Très honnêtement, nous en restâmes sans voix.
— Ok, qui êtes-vous et qu’avez-vous fait de ma sœur ? demanda Alex l’air soupçonneux alors que j’éclatais de rire.
— Je l’ai vendue au marché noir pour profiter de ma vie de jeune alien, répondit Max sans se départir de son sourire avant de fondre sur Romy. Viens ma chérie, ajouta-t-elle en entraînant notre amie dans le couloir, tu vas voir je vais te métamorphoser, ça va être génial !
Alex et moi restâmes silencieux un instant, le regard fixé sur l’endroit où elles avaient disparu.
— J’ai bien vu ce que j’ai vu ? demanda Alex, circonspect.
— Tu parles de Romy qui a suivi Max pour un relooking de son plein gré ou Max qui te cloue le bec avec une réplique vraiment chouette ? le relançai-je, aussi déconcertée que lui.
— Les deux.
Nous nous jetâmes un regard avant d’en rire.
Décidément, les laisser toutes les deux avait du bon !
Une heure plus tard, nous finissions de nous préparer. Max s’était fait un devoir de maquiller et habiller Romy, pour le plus grand plaisir de notre petite rêveuse qui, en sortant de la chambre, était aussi méconnaissable que ravissante dans les vêtements de Max. Qui aurait cru qu’un crop-top à manche longues en dentelle noire et un short déchiré lui iraient si bien ? Quant au maquillage, j’étais assez surprise de voir que Max avait eu la main légère. Elle s’était contentée d’un trait d’eyeliner et de mascara avec un rouge à lèvre d’un mauve délicat qui lui allait à ravir.

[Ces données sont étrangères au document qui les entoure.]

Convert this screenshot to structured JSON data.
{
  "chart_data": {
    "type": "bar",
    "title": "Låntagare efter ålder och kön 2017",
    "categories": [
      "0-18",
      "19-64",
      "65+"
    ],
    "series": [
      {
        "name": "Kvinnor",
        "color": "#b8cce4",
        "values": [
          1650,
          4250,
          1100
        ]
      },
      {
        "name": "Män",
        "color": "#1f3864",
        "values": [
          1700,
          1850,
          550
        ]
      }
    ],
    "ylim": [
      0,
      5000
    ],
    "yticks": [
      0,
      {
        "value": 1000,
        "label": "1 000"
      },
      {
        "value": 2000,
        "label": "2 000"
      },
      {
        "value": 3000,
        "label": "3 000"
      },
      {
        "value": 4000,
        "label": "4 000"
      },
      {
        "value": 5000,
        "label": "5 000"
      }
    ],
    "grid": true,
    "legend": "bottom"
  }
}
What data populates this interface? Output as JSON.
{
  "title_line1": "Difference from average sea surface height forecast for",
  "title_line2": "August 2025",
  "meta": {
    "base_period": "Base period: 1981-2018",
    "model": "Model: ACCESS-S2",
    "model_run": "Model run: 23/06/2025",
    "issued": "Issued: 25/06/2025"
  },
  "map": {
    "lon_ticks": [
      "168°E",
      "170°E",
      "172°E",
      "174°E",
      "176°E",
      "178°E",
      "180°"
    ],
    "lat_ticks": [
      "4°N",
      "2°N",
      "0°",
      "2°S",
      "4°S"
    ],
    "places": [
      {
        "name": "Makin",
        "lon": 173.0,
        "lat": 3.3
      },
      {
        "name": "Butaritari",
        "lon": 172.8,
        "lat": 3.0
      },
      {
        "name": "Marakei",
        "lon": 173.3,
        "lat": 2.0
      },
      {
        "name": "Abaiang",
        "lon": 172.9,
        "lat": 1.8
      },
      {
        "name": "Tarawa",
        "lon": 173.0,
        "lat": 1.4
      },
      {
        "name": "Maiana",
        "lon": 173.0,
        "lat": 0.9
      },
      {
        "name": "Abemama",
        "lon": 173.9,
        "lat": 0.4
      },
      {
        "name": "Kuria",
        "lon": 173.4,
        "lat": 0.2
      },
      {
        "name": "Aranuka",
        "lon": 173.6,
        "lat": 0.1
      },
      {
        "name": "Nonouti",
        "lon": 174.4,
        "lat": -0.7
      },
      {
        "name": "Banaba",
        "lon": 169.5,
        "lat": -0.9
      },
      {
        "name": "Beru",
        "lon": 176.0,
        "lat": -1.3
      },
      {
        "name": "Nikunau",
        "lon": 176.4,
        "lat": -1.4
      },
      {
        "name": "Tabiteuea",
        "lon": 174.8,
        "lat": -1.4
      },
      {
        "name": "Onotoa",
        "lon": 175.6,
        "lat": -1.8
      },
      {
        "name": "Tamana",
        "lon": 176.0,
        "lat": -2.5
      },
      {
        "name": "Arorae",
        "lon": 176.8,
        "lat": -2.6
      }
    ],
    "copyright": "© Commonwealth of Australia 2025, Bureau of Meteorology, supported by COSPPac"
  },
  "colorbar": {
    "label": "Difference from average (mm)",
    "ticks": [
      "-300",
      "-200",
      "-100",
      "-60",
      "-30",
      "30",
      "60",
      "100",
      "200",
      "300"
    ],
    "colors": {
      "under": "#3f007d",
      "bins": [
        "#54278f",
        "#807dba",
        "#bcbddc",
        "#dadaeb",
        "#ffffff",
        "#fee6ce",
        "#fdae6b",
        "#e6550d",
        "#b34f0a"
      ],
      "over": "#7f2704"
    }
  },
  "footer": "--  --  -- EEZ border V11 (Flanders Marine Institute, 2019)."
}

Pendant que Max se chargeait de coiffer Romy, Alex s’était proposé de me maquiller quand l’envie de lui rendre la pareille me prit. L’idée était plaisante, la réalisation un peu moins.
Assise à califourchon sur Alex, je tirai la langue en me concentrant sur le trait de liner que je tentais de lui dessiner. Cette cochonnerie était un véritable enfer à appliquer, même sur autrui. Quant à Alex, il s’amusai beaucoup de mes grimaces et n’arrêtait pas de m’embêter
— Arrête de bouger, je vais rater mon trait, ronchonnai-je.
Alex sourit.
— Mais c’est si drôle de t’embêter.
— Si tu ne veux pas que je foire ton maquillage, arrête tout de suite. Sinon je te laisse te débrouiller en m’assurant que tu ne puisses pas rattraper le carnage que tu me fais faire.
— Très bien, très bien.
Puis, une fois satisfaite – c’est-à-dire une petite éternité plus tard – je m’éloignai pour regarder le résultat. Le trait de liner soulignait à merveille son regard.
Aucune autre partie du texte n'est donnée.